Le Bas-Saint-Laurent (vu de l’espace) est la première FabRégion au Canada.
Le Bas-Saint-Laurent (vu de l’espace) est la première FabRégion au Canada.

Le Bas-Saint-Laurent, première FabRégion au Canada: un pas vers une plus grande autonomie

Johanne Fournier
Johanne Fournier
Collaboration spéciale
MATANE — Après les villes de Barcelone, de Paris et de Shenzen qui font partie du réseau de FabCity composé d’une trentaine de villes, de régions et de pays, le Bas-Saint-Laurent devient la première FabRégion au Canada. Par cette accréditation, la région vise à produire au moins la moitié de tout ce qu’elle consomme d’ici 2054.

Pour atteindre cet objectif, le Bas-Saint-Laurent a mis en place une gouvernance composée d’élus, de citoyens, de chercheurs et d’experts en matière d’autonomie alimentaire, énergétique et manufacturière. La FabRégion est un projet coordonné par le Living Lab en innovation ouverte du Cégep de Rivière-du-Loup et porté par un collectif de partenaires.
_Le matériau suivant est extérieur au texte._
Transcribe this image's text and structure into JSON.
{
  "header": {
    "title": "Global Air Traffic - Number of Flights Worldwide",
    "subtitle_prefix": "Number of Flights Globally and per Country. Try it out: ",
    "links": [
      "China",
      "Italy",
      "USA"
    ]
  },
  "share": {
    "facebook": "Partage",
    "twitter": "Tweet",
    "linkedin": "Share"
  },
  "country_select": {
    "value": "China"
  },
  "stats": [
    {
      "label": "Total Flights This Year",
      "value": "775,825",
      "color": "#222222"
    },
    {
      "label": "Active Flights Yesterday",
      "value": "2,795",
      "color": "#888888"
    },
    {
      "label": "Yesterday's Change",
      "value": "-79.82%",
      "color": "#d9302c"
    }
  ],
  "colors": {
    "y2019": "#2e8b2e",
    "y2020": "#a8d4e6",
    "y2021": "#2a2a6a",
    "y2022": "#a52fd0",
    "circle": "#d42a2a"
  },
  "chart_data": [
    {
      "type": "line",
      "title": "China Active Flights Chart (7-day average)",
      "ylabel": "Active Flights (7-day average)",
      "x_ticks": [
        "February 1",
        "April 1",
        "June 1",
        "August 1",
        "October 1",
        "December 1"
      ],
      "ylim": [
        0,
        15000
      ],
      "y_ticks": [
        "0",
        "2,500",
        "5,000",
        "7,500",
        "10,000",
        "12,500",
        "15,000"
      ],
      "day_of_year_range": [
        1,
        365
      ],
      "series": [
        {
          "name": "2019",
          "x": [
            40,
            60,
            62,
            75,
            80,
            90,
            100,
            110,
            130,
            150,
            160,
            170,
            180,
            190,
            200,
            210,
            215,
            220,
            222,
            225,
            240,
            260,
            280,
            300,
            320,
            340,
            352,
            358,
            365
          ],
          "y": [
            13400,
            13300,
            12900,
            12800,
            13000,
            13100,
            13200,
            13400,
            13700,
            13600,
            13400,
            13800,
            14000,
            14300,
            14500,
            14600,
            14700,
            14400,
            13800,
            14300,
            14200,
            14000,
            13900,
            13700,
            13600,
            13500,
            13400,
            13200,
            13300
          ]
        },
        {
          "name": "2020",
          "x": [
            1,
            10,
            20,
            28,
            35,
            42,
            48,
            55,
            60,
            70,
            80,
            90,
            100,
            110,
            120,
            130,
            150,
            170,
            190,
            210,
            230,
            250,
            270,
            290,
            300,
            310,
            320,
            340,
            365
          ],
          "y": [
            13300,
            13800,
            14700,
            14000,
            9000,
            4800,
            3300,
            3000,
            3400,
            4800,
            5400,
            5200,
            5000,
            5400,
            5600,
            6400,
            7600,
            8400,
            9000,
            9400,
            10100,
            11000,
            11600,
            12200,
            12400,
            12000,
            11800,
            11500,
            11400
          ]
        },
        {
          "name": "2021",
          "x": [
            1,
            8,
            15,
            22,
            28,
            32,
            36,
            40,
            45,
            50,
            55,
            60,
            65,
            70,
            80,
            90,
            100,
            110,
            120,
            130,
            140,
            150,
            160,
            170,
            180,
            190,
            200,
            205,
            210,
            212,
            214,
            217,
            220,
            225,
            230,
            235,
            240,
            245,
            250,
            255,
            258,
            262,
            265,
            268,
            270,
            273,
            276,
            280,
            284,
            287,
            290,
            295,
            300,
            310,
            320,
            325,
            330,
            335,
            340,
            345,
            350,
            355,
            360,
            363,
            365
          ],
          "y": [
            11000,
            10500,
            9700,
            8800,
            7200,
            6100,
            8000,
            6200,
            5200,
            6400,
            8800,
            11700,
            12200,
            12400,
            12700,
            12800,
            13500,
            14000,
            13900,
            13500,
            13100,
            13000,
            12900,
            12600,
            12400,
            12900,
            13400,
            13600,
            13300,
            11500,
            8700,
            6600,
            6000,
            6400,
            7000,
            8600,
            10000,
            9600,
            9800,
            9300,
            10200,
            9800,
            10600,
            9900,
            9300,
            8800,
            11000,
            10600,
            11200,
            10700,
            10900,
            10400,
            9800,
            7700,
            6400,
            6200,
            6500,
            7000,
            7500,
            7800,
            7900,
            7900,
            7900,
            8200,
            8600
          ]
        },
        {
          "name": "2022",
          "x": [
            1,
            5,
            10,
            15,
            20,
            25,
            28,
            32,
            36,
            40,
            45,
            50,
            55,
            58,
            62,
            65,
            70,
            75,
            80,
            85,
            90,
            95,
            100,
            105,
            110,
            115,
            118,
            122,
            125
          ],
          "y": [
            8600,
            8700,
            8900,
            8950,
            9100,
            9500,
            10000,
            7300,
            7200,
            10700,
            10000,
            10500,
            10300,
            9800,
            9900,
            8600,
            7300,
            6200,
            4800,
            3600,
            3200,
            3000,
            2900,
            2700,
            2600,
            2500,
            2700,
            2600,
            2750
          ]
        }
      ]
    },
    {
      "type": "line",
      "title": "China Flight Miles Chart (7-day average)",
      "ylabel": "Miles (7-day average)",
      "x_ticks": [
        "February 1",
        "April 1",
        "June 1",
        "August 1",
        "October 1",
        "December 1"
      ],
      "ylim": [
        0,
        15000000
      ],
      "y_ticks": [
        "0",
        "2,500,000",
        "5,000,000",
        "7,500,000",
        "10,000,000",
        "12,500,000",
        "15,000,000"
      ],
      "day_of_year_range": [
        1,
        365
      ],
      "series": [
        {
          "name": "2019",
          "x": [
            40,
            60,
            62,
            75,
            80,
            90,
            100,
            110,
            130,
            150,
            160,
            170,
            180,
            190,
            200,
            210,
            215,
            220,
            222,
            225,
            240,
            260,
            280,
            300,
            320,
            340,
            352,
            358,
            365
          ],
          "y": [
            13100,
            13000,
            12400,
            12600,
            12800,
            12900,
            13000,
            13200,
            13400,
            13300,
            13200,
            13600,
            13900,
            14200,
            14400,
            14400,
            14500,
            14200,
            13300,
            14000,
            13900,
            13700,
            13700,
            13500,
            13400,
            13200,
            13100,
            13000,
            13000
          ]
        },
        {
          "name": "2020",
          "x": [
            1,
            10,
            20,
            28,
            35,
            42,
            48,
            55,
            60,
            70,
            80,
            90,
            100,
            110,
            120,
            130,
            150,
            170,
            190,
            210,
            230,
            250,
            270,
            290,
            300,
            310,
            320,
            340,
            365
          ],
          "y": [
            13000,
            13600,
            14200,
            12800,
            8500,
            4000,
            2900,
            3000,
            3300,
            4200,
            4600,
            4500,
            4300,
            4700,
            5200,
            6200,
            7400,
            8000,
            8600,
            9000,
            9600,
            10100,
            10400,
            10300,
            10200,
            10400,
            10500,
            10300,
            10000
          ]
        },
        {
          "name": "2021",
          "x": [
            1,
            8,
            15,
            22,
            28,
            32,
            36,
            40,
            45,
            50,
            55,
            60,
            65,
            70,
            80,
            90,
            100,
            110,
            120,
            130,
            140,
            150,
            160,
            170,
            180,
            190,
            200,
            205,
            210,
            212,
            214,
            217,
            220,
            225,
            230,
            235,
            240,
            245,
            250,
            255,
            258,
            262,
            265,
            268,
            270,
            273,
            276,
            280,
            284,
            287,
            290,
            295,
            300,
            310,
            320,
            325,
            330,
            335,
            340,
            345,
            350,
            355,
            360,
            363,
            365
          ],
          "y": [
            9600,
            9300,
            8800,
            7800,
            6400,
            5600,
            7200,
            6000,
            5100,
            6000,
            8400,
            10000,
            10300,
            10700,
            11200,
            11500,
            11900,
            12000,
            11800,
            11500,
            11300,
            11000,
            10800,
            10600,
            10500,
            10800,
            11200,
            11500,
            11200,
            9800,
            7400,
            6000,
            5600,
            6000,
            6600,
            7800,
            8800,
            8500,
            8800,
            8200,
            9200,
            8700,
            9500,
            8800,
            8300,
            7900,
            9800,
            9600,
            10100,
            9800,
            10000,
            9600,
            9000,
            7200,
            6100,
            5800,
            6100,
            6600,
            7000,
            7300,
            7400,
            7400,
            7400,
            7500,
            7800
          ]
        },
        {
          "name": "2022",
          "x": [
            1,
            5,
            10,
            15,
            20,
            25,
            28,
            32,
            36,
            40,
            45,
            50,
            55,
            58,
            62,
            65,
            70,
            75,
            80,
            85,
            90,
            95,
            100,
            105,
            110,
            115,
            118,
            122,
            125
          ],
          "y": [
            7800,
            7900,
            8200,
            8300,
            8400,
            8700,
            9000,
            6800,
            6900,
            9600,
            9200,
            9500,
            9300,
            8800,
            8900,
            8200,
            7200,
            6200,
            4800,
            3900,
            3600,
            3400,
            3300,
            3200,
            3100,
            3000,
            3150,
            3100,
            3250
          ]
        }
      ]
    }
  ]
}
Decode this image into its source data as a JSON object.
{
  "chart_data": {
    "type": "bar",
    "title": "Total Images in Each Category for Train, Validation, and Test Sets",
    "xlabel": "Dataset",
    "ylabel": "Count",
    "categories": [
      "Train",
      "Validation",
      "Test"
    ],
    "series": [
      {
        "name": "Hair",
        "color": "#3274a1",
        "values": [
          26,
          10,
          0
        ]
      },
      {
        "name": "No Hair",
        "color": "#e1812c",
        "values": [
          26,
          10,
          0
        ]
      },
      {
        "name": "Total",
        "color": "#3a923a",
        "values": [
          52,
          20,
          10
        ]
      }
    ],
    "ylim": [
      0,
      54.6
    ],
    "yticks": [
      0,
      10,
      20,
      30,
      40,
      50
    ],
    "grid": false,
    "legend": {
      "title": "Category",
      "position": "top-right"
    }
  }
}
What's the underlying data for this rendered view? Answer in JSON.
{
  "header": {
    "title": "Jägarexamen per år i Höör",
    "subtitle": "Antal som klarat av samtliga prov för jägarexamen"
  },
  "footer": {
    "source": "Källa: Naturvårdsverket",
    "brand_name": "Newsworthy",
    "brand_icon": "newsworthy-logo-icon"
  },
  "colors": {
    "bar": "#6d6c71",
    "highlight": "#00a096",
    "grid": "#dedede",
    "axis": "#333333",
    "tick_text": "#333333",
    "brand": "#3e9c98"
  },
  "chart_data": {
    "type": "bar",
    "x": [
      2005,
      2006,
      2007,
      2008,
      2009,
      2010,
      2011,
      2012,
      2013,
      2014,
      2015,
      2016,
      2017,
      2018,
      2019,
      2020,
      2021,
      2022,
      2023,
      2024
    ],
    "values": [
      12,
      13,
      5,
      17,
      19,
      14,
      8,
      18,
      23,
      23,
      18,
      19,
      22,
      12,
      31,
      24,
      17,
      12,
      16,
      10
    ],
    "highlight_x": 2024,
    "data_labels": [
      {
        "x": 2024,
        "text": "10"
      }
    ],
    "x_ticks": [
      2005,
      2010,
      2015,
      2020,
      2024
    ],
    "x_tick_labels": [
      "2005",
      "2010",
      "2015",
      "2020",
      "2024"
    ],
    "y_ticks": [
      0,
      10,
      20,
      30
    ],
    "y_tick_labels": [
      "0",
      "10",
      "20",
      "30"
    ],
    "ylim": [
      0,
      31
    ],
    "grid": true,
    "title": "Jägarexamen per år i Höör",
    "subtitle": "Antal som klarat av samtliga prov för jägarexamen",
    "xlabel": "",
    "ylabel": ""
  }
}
Le principe qui guide la FabRégion consiste à coordonner les initiatives déjà présentes sur le territoire. «C’est un cadre qui va être fédérateur pour les gens qui travaillent déjà dans le sens de l’autonomie pour les mettre en marche dans le même sens, pour qu’on ait la même définition de l’autonomie, pour s’assurer que toutes les actions vont entrer en symbiose en même temps», explique le chercheur et chargé de projet Steve Joncoux.

Le préfet de la MRC de La Mitis et membre du comité de pilotage de la FAbRégion, Bruno Paradis (1re rangée à gauche), a proclamé, mercredi, la déclaration d’adhésion en direct sur la chaîne YouTube.

L’intérêt est grand chez les élus quand on parle d’autonomie énergétique, alimentaire et manufacturière. «Dans le secteur énergétique, le Bas-Saint-Laurent s’implique beaucoup, que ce soit via l’éolien ou via la biométhanisation, indique le président de la Table régionale des élus municipaux du Bas-Saint-Laurent, Michel Lagacé. Dans le bioalimentaire, on travaille avec les Saveurs du Bas-Saint-Laurent et chacun dans nos MRC, on accompagne de plus en plus les circuits courts. Puis, on a une structure forte dans le secteur manufacturier.»

Le biologiste Patrick Morin, qui est l’un des trois experts au sein du comité de pilotage, croit que la pandémie est un excellent exemple pour prendre conscience de l’importance de l’autonomie. «On s’est rendu compte qu’on était dépendants de la Chine pour avoir des masques et des blouses, soutient le représentant du Conseil régional de l’environnement du Bas-Saint-Laurent. On s’est rendu compte qu’on allait peut-être manquer de bouffe. Si on a vidé les tablettes d’épicerie, c’est parce qu’on a compris qu’on était vulnérables à cause d’un manque d’autonomie. Notre autonomie alimentaire a baissé par rapport aux années 50 et 60.»


« On s’est rendu compte qu’on était dépendants de la Chine pour avoir des masques et des blouses. On s’est rendu compte qu’on allait peut-être manquer de bouffe. Si on a vidé les tablettes d’épicerie, c’est parce qu’on a compris qu’on était vulnérables à cause d’un manque d’autonomie. »
Patrick Morin, représentant du Conseil régional de l’environnement du Bas-Saint-Laurent

Porte-parole des citoyens au sein du comité, Hugo Latulippe croit lui aussi que la pandémie, combinée à la crise climatique, force le déploiement d’actions pour répondre aux urgences, d’où l’utilité de la FabRégion. «Après 30 ans de discussions idéologique et théorique sur un modèle économique qui permettrait de sauver la vie sur terre, de mieux répartir la richesse et de s’assurer que les démocraties existent encore, nous sommes rendus à l’action. Il faut se mettre en mouvement. Il faut incarner une nouvelle manière d’habiter la terre et de transiger entre nous. Si les paliers de gouvernements n’y parviennent pas, on va le faire dans nos villages, nos communautés, nos régions! Je pense que le Bas-Saint-Laurent a tout ce qu’il faut de forces vives pour montrer la voie.»